7 Bad-Ass Feminist Sci-Fi Must Reads

Women are often overlooked as lovers of sci-fi worlds, but it just isn’t true. Sci-fi most certainly does not discriminate (it’s the people that do). Ask around and you will find women who both love and hate sci-fi- similarly, you will find that men both love and hate sci-fi. There are loads of awesome feminists characters in the sci-fi world; Lieutenant Nyota Uhura from Stark Trek, Ripley from the entire Alien series, and Sarah Connor from Terminator are some of the most well known ladies. But those are all from the big (or small) screen.

It’s nice to know that there’s a plethora of feminist sci-fi books, featuring strong women, alternate universes, crazy technology, and the exploration of sexuality. And their all just waiting for your eager mind! Note- These books are not just for women- they’re for any sci-fi lover! 

The Handmaid’s Tale by Margaret Atwood



Anyone who has ever heard of feminist sci-fi probably thinks of Atwood’s dystopian A Handmaid’s Tale. This work of speculative-science-fiction is a frightening warning that religious tyranny which limits and controls the freedom of women is deleterious to all, regardless of sex. This book has everything we fear of government: censorship, kidnapping, religious persecution, and the enslavement of women. While that’s all freaky on its own, what is perhaps most frightening about The Handmaid’s Tale is that it is shockingly relatable.  

Sultana’s Dream: A Feminist Utopia by Rokeya Sakhawat Hossain 



Not all feminist sci-fi is dystopian (there are more of each to come). Written in 1905 by Hossain, a Muslim woman growing up in a conservative family in India, Sultana’s Dream is arguably one of the first pieces of feminist sci-fi out there. In her Utopian dreams, the protagonist, a female, enters a world where women are in power and men take on traditional roles usually assigned to women. There’s awesome sci-fi elements, like technology that can control the weather (created by women), but what’s truly outstanding about Hossain’s novel is the way she picks apart gender norms with simplicity, showing how counter-intuitive they are by nature.      

The Parable of the Sower by Octavia Butler 

A list of feminist or sci-fi novels would not be complete with something from Octavia Butler. In true Butler fashion, Parable of Sower tackles preconceived gender roles and ideas of race. The equally frightening and enlightening story follows a fearless, highly intelligent woman, Lauren Olamina, through America after an environmental and economic disaster. Despite the fear of humanity’s fate in a seemingly hapless world, Olamina rises as the bravest person, let alone woman, in post-apocalytic America.  

The Left Hand of Darkness by Ursula Le Guin 


As one of the first of its kind, The Left Hand of Darkness is an extremely important book in feminist science fiction. The book is a brilliant exploration of gender and sexuality by imagining a world of androgynous people who can choose their gendered features whenever they please. The protagonist, a man named Genly Ai, is forced to put aside his views of gender in order to understand, and be accepted in, this foreign society. After reading Le Guin’s novel you will understand why the book won a Nebula and Hugo Award.

Salt Fish Girl by Larissa Lai  


The title of this bizarre yet entrancing sci-fi book is quite telling. Salt Fish Girl is about an ageless girl who can change forms- from woman to snake to fish. In each form, she must fight for her survival while experiencing the wonders of her worlds (from love to biotech terrors). Lai tackles issues of gendered violence as well as immigration, with a mix of Chinese mythology, the complexity of fitting in to a white patriarchal society, and fantasy.
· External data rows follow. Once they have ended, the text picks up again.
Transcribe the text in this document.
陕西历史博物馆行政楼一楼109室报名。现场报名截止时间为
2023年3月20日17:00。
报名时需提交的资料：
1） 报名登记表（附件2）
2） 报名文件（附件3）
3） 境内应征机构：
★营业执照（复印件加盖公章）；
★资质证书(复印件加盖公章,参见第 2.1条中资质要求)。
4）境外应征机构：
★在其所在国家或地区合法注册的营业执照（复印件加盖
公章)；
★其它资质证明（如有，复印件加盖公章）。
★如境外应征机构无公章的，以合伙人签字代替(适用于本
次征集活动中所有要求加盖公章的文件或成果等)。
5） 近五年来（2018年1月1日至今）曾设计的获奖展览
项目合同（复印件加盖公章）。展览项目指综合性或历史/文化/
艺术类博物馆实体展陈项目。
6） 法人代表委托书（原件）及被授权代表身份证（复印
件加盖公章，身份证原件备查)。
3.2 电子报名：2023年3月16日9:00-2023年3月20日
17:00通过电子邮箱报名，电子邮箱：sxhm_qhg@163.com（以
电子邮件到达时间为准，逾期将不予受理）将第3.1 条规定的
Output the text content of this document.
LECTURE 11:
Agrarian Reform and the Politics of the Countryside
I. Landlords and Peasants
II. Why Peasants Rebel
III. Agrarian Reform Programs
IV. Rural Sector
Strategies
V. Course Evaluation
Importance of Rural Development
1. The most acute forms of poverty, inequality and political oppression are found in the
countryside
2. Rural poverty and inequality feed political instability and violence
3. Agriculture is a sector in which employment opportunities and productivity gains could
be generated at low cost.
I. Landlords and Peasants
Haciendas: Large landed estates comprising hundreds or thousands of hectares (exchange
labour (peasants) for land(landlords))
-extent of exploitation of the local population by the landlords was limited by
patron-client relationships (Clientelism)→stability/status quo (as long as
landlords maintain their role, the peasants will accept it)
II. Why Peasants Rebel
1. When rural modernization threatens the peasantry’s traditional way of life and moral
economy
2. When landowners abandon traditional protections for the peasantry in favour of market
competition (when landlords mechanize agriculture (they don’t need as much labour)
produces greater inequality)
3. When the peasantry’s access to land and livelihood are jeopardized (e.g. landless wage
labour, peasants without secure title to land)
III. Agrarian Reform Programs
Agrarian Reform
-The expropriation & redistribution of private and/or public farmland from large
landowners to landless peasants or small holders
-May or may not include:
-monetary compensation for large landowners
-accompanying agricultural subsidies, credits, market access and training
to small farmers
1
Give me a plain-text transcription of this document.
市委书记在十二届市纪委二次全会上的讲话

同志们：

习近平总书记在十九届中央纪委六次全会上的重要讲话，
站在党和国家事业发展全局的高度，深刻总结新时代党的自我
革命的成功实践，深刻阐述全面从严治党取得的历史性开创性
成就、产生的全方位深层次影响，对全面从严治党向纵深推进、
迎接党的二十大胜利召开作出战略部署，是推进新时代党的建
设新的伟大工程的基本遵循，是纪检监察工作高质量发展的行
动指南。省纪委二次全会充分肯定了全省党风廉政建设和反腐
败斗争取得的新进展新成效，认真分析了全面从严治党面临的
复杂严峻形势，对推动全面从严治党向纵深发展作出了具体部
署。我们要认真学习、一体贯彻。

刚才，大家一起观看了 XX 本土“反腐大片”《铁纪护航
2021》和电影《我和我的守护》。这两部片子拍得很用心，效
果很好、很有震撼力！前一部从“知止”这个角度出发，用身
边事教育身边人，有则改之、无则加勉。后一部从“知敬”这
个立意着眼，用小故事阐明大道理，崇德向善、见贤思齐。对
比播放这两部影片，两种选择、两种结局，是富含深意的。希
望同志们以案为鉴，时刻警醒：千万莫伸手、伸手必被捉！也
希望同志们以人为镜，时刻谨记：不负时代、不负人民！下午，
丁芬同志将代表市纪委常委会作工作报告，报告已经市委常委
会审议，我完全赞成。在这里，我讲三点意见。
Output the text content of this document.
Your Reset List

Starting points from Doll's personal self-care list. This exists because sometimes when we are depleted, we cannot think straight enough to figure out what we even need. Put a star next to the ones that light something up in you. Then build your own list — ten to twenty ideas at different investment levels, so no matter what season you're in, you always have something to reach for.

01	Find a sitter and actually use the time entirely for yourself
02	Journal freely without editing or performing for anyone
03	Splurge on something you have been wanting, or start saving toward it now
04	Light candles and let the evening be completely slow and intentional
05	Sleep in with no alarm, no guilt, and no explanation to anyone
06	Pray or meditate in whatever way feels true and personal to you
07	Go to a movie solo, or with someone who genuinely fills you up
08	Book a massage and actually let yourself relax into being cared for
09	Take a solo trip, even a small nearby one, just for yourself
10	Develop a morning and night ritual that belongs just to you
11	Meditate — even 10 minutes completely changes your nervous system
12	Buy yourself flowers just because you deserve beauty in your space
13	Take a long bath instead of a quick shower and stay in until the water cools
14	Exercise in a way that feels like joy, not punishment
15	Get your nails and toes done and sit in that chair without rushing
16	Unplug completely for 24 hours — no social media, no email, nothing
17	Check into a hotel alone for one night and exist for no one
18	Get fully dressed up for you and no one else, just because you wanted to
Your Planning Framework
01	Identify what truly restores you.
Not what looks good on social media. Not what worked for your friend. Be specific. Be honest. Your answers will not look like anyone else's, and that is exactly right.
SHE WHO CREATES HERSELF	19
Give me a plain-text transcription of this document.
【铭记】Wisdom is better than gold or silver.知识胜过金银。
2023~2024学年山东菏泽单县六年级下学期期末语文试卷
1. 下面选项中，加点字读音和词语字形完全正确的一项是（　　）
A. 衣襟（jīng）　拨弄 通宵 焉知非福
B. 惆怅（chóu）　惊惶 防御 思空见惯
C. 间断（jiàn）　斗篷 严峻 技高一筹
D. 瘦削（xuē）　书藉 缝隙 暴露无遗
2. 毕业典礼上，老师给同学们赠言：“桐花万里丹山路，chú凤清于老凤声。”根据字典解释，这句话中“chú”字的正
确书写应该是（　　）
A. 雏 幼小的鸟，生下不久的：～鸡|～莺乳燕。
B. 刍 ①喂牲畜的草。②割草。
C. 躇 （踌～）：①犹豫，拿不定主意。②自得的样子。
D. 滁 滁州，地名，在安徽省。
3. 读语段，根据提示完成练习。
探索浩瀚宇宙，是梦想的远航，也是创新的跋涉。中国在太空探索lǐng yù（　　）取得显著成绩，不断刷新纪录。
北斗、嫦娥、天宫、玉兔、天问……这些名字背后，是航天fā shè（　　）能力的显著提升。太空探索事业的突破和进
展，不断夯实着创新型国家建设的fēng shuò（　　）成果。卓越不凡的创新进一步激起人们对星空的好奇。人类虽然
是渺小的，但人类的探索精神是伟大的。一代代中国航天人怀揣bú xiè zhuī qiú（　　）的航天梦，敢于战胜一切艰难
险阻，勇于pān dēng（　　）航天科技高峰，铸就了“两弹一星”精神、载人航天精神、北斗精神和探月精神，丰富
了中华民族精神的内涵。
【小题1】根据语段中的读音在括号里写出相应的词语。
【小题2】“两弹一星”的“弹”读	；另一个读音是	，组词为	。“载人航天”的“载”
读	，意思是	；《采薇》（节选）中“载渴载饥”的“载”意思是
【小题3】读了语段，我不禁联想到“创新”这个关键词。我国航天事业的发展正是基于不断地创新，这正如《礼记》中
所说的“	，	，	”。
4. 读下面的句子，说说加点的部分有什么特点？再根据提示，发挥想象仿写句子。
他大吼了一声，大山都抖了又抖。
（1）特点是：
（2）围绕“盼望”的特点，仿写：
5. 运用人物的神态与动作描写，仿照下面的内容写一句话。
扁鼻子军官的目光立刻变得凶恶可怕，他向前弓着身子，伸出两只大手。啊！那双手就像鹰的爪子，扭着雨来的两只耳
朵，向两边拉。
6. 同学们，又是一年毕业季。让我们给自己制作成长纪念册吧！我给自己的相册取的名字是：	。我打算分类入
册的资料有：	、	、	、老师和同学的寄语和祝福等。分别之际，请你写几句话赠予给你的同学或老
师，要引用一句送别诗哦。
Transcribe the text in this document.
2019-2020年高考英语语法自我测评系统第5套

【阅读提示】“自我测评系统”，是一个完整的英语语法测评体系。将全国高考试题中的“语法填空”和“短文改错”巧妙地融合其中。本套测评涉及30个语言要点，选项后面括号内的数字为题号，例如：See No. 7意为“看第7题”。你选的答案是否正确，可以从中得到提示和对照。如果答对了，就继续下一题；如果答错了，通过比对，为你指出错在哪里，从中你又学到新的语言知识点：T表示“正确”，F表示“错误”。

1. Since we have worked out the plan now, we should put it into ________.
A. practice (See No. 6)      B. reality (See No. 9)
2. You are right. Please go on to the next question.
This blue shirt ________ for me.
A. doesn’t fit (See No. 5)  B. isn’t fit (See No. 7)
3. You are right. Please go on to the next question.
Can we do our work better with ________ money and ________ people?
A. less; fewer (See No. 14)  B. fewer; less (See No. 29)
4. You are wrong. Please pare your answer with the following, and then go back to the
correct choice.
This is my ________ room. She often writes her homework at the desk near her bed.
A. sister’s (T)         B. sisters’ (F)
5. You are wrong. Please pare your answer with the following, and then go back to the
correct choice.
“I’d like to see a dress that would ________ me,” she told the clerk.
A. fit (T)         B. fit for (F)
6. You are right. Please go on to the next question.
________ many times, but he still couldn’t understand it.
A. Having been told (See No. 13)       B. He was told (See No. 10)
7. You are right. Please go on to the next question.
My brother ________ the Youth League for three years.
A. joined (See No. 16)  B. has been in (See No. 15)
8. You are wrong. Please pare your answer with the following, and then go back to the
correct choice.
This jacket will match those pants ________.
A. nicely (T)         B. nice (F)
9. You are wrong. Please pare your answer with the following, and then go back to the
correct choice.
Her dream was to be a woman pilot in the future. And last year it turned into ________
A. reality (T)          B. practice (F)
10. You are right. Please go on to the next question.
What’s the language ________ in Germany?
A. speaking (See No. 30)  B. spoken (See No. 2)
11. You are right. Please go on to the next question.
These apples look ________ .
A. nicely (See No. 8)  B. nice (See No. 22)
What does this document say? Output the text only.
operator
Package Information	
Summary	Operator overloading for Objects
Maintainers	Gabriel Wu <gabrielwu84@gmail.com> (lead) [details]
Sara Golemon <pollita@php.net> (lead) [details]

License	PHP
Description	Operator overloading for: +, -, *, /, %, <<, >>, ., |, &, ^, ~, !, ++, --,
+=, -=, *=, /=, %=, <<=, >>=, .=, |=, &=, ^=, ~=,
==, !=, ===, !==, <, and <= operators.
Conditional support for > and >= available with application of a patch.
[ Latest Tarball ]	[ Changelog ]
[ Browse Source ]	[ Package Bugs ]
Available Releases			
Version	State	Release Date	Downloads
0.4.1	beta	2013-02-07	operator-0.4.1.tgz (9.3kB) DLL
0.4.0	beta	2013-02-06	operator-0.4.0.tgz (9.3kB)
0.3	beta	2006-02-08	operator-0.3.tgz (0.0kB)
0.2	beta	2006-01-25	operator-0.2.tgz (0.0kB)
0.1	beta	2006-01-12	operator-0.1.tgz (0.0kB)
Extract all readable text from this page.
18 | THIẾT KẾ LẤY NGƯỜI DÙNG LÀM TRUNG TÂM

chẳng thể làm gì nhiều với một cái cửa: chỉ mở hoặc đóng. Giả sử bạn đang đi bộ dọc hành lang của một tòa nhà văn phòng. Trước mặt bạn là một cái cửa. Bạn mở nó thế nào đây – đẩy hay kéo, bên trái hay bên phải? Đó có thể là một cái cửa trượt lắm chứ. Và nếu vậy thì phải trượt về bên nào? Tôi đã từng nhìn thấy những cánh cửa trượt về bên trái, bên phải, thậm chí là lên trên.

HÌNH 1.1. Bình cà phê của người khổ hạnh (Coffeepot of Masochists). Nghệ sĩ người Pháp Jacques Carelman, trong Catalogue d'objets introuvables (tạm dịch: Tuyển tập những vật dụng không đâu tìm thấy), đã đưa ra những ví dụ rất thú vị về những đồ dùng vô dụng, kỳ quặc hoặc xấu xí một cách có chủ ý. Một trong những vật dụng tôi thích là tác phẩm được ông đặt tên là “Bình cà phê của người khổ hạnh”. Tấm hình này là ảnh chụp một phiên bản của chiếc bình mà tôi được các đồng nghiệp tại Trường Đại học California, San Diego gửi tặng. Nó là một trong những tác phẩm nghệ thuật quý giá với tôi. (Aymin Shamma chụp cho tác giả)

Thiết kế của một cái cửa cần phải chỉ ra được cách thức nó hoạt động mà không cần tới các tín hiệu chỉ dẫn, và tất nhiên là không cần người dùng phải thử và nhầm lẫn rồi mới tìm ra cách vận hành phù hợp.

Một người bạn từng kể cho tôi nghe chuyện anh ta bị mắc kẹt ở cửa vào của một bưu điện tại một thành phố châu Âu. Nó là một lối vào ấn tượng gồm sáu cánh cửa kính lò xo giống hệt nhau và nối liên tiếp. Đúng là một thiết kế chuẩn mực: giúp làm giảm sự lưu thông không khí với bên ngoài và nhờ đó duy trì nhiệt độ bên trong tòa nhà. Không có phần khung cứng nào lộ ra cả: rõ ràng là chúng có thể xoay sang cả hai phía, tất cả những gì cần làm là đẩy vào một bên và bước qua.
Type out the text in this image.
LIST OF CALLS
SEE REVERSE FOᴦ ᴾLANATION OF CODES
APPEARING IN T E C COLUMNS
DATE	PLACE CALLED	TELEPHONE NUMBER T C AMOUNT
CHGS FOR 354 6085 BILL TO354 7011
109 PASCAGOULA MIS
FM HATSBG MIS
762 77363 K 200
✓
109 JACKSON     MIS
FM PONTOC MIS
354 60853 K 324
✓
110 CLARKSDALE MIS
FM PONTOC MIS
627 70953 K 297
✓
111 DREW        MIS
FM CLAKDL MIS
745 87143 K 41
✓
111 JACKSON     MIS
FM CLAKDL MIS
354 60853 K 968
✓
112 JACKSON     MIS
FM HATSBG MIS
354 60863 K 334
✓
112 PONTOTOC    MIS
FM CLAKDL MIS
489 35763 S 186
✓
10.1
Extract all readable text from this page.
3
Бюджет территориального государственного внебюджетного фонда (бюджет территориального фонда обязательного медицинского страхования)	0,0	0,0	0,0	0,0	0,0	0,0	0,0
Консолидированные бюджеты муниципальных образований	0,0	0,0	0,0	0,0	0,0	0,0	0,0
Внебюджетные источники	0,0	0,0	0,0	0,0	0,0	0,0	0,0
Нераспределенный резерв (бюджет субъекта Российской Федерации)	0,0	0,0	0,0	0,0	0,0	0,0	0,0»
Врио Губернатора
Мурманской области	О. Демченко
Herland by Charlotte Perkins Gilman  


Gilman is perhaps best known for her chilling short story The Yellow Wallpaper, but her feminist commentary did not stop there. Herland takes place in an isolated, Utopian all-female world where the women reproduce through parthenogenesis (a form of asexual reproduction). Three male explorers discover this advanced, peaceful society, and must come to terms with their pre-existing beliefs about women’s roles and how wrong they are about a woman’s worth and abilities. 

The Female Man by Joanna Russ 


Russ wrote a classic feminist sci-fi tale that has continued to influence sci-fi writers across the board. She does a fantastic job of lifting the thin veil of superstition that covers people’s notion of gender, comparing it against what it really means to be a woman (or human for that matter). Four women, alternative versions of their selves, from four distinctly different worlds grapple to understand each other’s notion of womanhood. They are forced, as is the reader, to evaluate their own identity and the identity society bestowed upon them.  

Octavia’s Brood: Science Fiction Stories from Social Justice Movements by Walidah Imarisha and Adrienne Maree Brown

Octavia Butler was a visionary author who specialized in feminist sci-fi, consequently influencing hundreds of authors to come (hence the title, paying homage to Butler’s trilogy Lilith’s Brood). Editors Walidah Imarisha and Adrienne Maree Brown partnered to compile an excellent anthology of short science fiction stories from contemporary writers who explore issues of sex, sexuality, race, and class through the lens of speculative fiction, magical realism, and more!